The Great Race Place will live up to its name in almost every division. Presumptive juvenile champions Nyquist and Songbird will be prepping for the spring classics, as will Swipe, whose placing at the Breeders’ Cup Classic was the fourth straight time he was closest under the wire to Nyquist.

California’s older division has been especially forlorn the past few years. It doesn’t appear that will be the case this coming winter. Former Horse of the Year and 3-year-old champion California Chrome is back in the U.S. and training forwardly, as John Pricci noted earlier this week.

At some point, the 2014 Kentucky Derby and Preakness winner will probably renew his rivalry with former 2-year-old champion Shared Belief, who is on the road to recovery from the fractured hip he suffered at Charles Town last spring. He recently checked back into Jerry Hollendorfer’s Northern California barn. He should be back in serious training before the calendar turns. At his best, he was the nation’s best.

One of the ironies of 2015 was that American Pharoah was based in Bob Baffert’s Santa Anita barn but his only appearances on the track were for workouts and celebratory parades. He went from Oaklawn (twice) to Churchill Downs to Pimlico to Belmont to Monmouth to Saratoga and finally to Keeneland.

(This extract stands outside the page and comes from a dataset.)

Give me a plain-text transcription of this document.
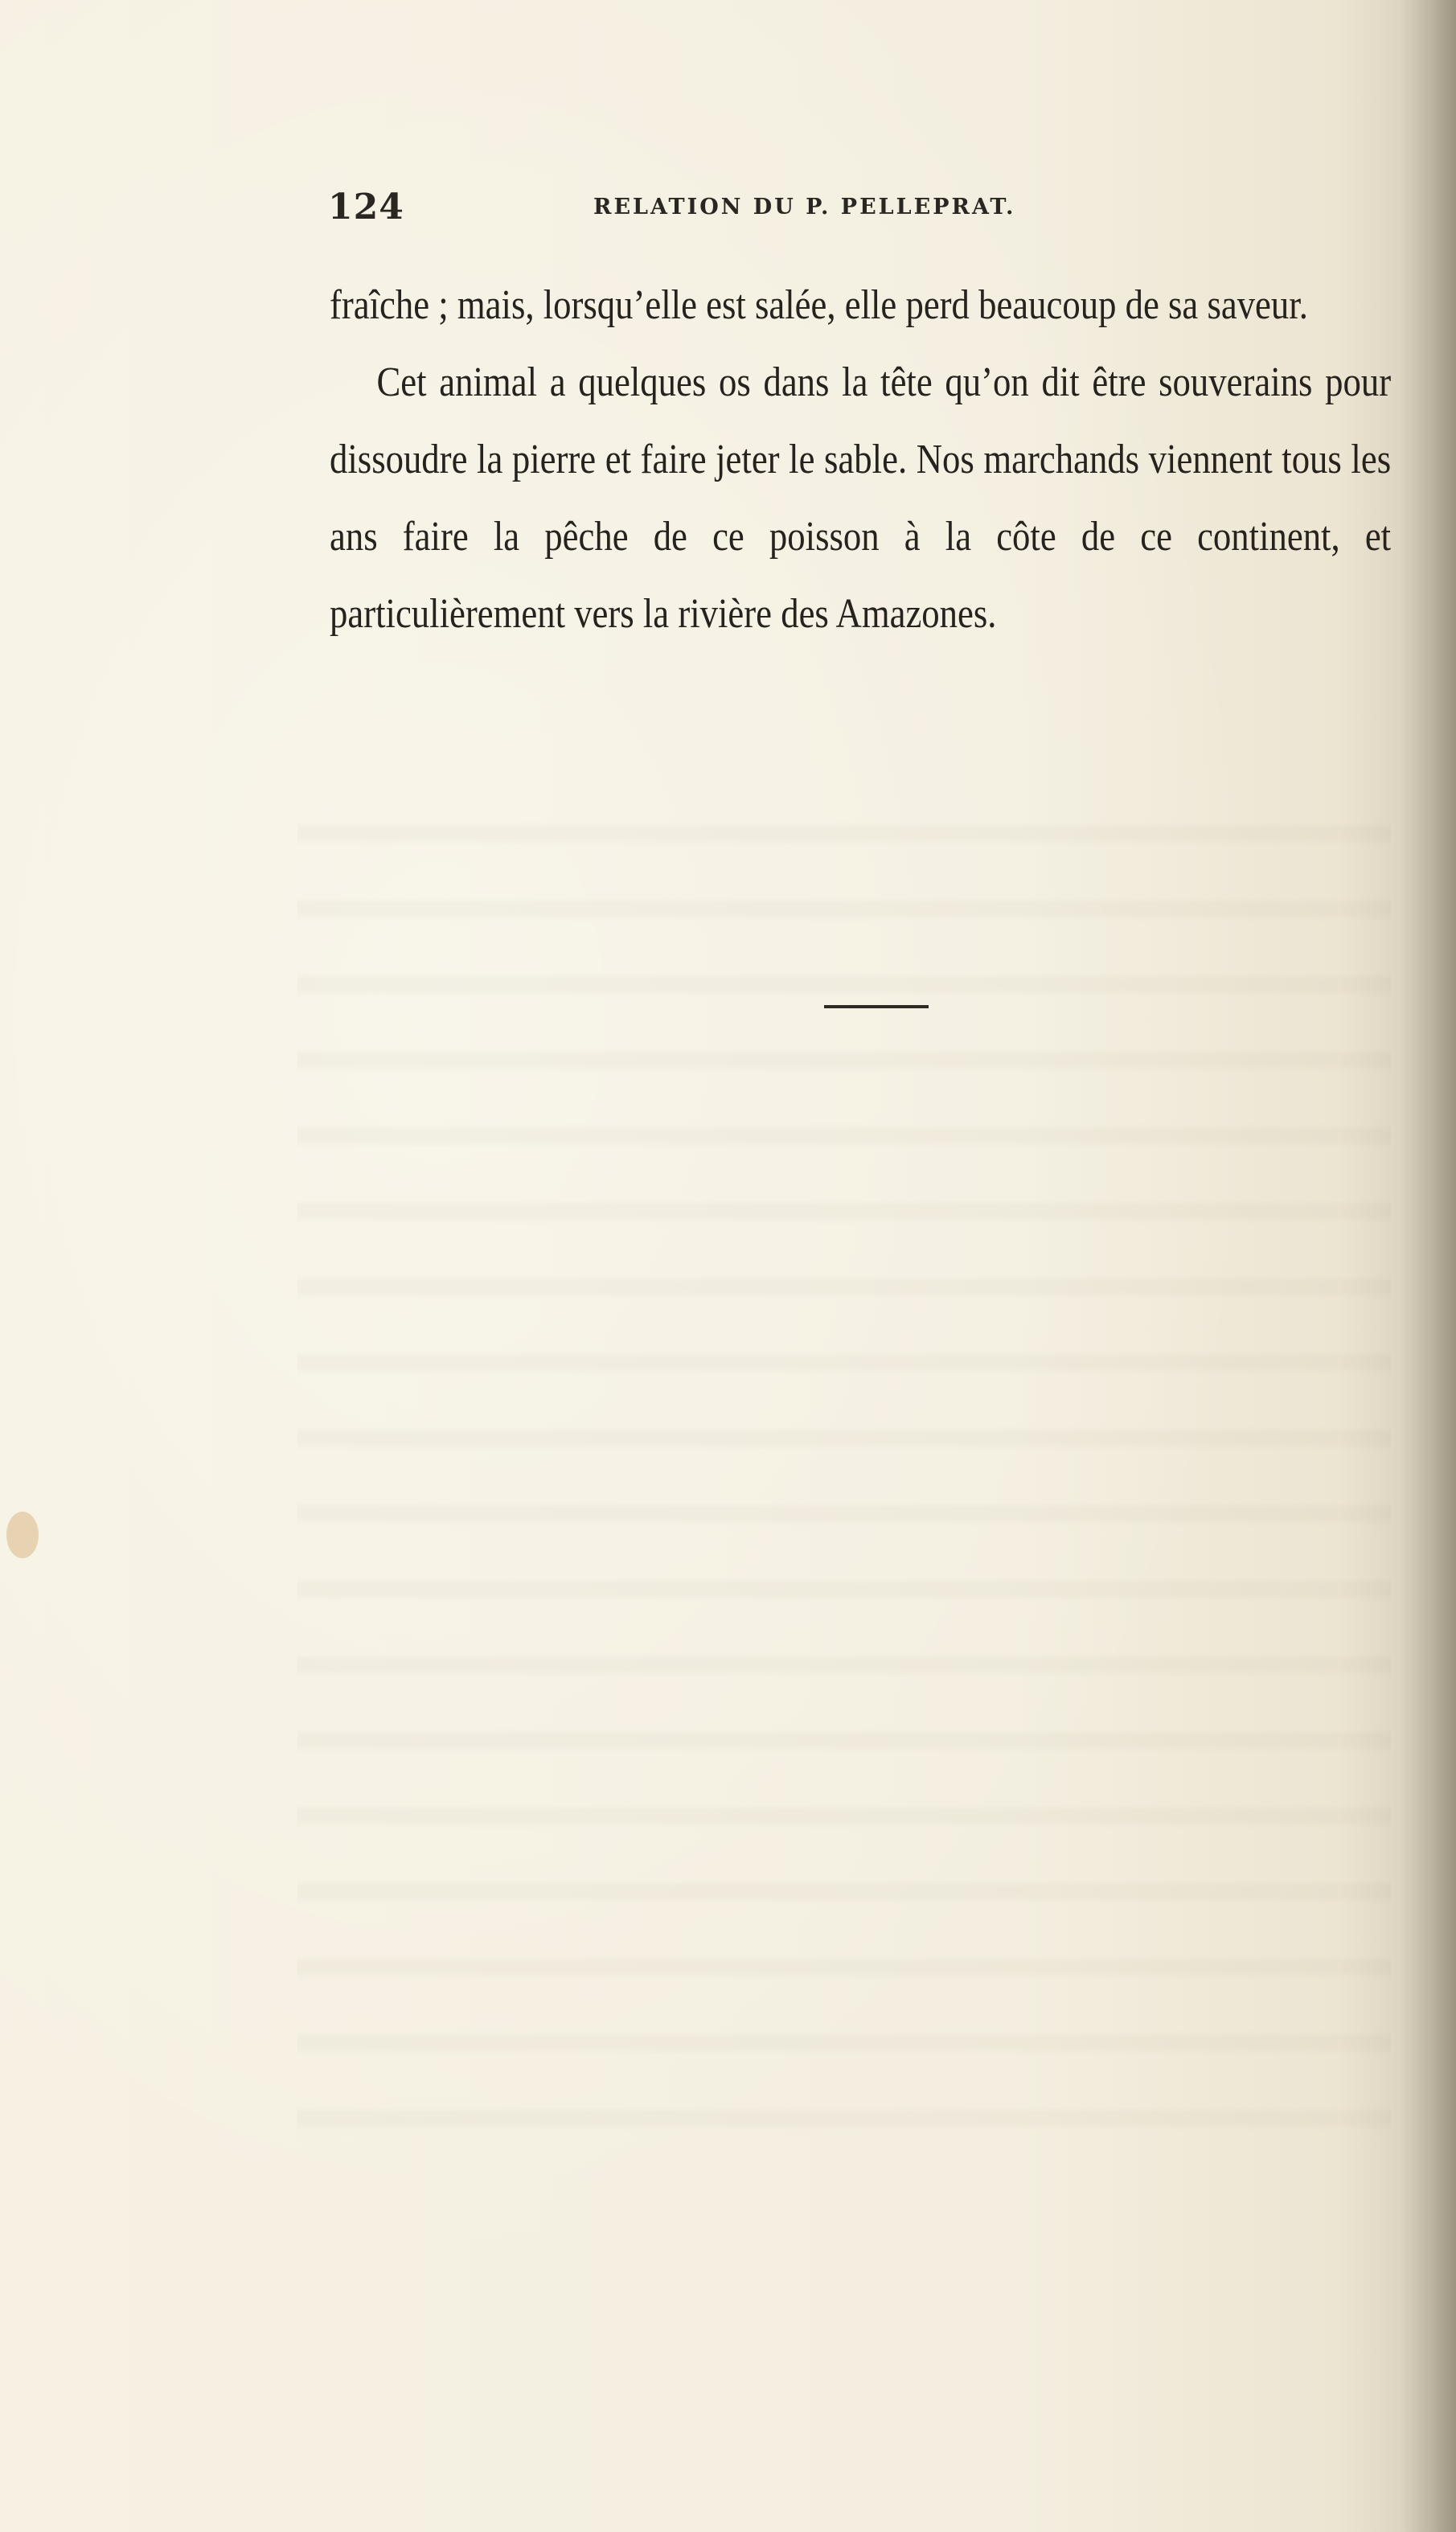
124	RELATION DU P. PELLEPRAT.

fraîche ; mais, lorsqu’elle est salée, elle perd beaucoup de sa saveur.

Cet animal a quelques os dans la tête qu’on dit être souverains pour dissoudre la pierre et faire jeter le sable. Nos marchands viennent tous les ans faire la pêche de ce poisson à la côte de ce continent, et particulièrement vers la rivière des Amazones.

Two horses, who, in American Pharoah’s absence, dominated last winter’s 3-year-old stakes then ran 2-3 in the Kentucky Derby, Firing Line and Dortmund, could make things interesting for California Chrome and Shared Belief.

Late season developer Smooth Roller, who upset the Grade 1 Awesome Again for his third win in four starts, ought to be recovered from the minor injury that forced him to be scratched from the BC Classic.

Some will argue that the best horse in the country is a mare, Beholder. She’s the opposite of American Pharoah. She never leaves Southern California. With the 2016 Breeders’ Cup at Santa Anita, there is no reason for her to travel in the coming year, when she could capture a fourth Eclipse without ever winning a race east of Pasadena.

Maybe her connections will do the sporting thing and take a shot at the male heavyweights in the Big Cap.

The nation’s best sprinter, Runhappy, also will be in Southern California after being yanked from trainer Maria Borell’s barn the day after his scintillating performance in the BC Sprint and turned over to owner James “Mattress Mac” McIngvale’s sister-in-law.

Love the horse but the connections are a big root against.